05 Agosto 2025
"Combustível político dos nossos dias, nada resolve ou cura, mas anestesia; diante do mal-estar, sempre haverá quem se sirva dele para catapultar-se."
O artigo é de Mafalda Anjos, publicado por Folha de S. Paulo, 03-08-2025.
Mafalda Anjos é uma jornalista portuguesa, analista política na CNN Portugal e autora do livro Carta a um Jovem Decente (Contraponto).
Quando Machado de Assis inventou, para o livro "Quincas Borba", o "Humanitismo" como paródia filosófica, deu-lhe uma máxima lapidar: "Ao vencedor, as batatas!". Nada mais justo nem mais cruel, como lhe acrescentou, a tirada encerra uma certa noção de ressentimento que acompanha a humanidade.
O ressentimento está no meio de nós: é o combustível político dos nossos dias e uma das matérias-primas favoritas dos políticos populistas. Emoção poderosa que mistura decepção, amargura, raiva e uma certa percepção de injustiça, tem enormes impactos psicológicos, sociais e políticos.
Um sentimento provavelmente tão velho como o homem organizado em sociedade. A "arqueologia" da psicologia social ajuda a explicar a sua origem. A espécie humana existe na Terra há mais de 200 mil anos, e as reações a estímulos ajudaram o homem a sobreviver e a prevalecer como espécie. E, por isso, algumas emoções foram sendo afinadas e passadas de geração em geração, como incentivo evolutivo em relação a coisas que nos beneficiam —sobretudo como forma de proteção contra algo que nos faz mal. É o caso das injustiças, que geram mal-estar numa sociedade.
Friedrich Nietzsche, contemporâneo do genial Machado de Assis, foi o primeiro filósofo a analisar o "ressentiment" e a inscrevê-lo na história do pensamento ocidental. "O ressentimento a ninguém é mais prejudicial que ao próprio ressentido", concluiu em Ecce Homo. O filósofo acreditava que o ressentimento era uma característica de rebanho —uma força social que passava pela revolta, sede de vingança e intenção de domínio e preponderância em relação ao que era distinto ou superior.
Na verdade, ao longo dos tempos, essa emoção foi sempre um carburante de movimentos sociais disruptivos e de lutas políticas aguerridas. A velha ideia de luta de classes com que Karl Marx revolucionou a filosofia política está carregada de ressentimento —que alimenta o conflito, força motriz da história.
A reivindicação de dignidade por parte de grupos que se sentem ressentidos determinou, ao longo dos tempos, revoluções, mudanças, conquistas de direitos e avanços civilizacionais. Foi essa exigência que impulsionou movimentos tão distintos como independentistas, abolicionistas da escravatura, sufragistas, lutadores antirracismo, feministas, sindicalistas, resistência indígena, defensores da classe operária ou LGBTQIA+. Em comum, seja à esquerda ou à direita, esteve a mesma sensação de injustiça em relação a algo ou alguém.
Nos últimos anos, o ressentimento foi posto ao lume no caldeirão do caos que são as redes sociais. Com os algoritmos das plataformas a amplificar percepções, falsas narrativas e conteúdos emocionais, são a revolta, a indignação e a raiva que ganham mais tração. Através da lente do Facebook, X ou YouTube, o mundo parece ainda mais feio e injusto —propício a dolorosos ressentimentos.

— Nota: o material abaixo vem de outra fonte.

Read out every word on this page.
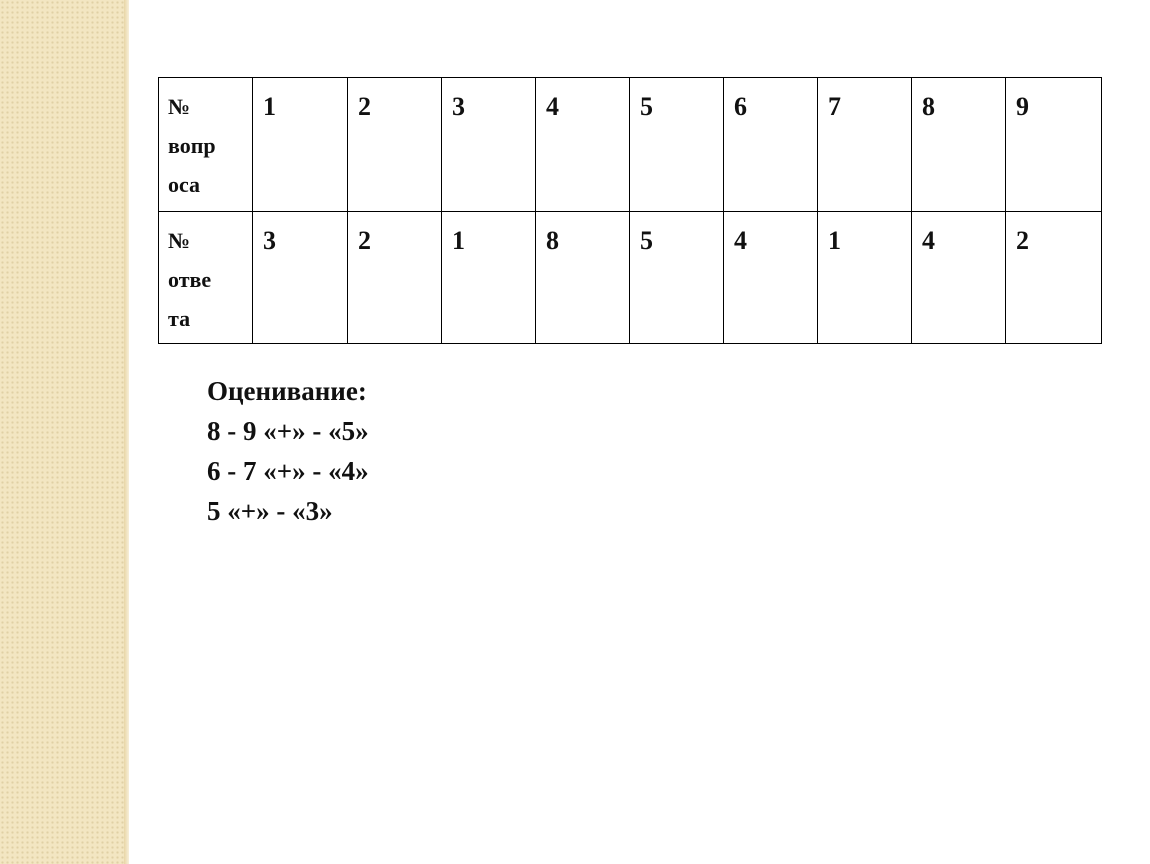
№
вопр
оса	1	2	3	4	5	6	7	8	9

№
отве
та	3	2	1	8	5	4	1	4	2
Оценивание:
8 - 9 «+» - «5»
6 - 7 «+» - «4»
5 «+» - «3»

Líderes populistas da direita radical, como Donald Trump, Jair Bolsonaro, Marine Le Pen ou André Ventura, em Portugal, viram nele um filão carregado de potencial para angariar eleitores. Se algum tipo de mal-estar abunda numa sociedade, haverá sempre não só quem lhe dê voz, como também quem lhe dê gás e se sirva dele para catapultar-se.
A sua especialidade é identificar a dor do ressentimento, remexer nas feridas abertas e deixá-las infectar ainda mais —para depois apresentar curas milagrosas para o problema. Respostas fantasiosas, demasiadas simples para problemas muito complexos, mas que muitas vezes conseguem enganar os ressentidos.
Nada resolvem, nada curam, mas anestesiam, nem que seja temporariamente. Já vimos isso acontecer no passado e vamos continuar a ver no futuro —é da natureza humana do "homo sapiens ressentidus".
Como se sai daqui é a pergunta para a qual não se encontrou ainda uma resposta incontornável. Uma coisa é certa: alimentar a epidemia do ressentimento e acreditar nos curandeiros populistas não será o caminho. Como dizia Nelson Mandela, "o ressentimento é como beber veneno e esperar que ele mate os teus inimigos". Não vale a pena engolir essa peçonha.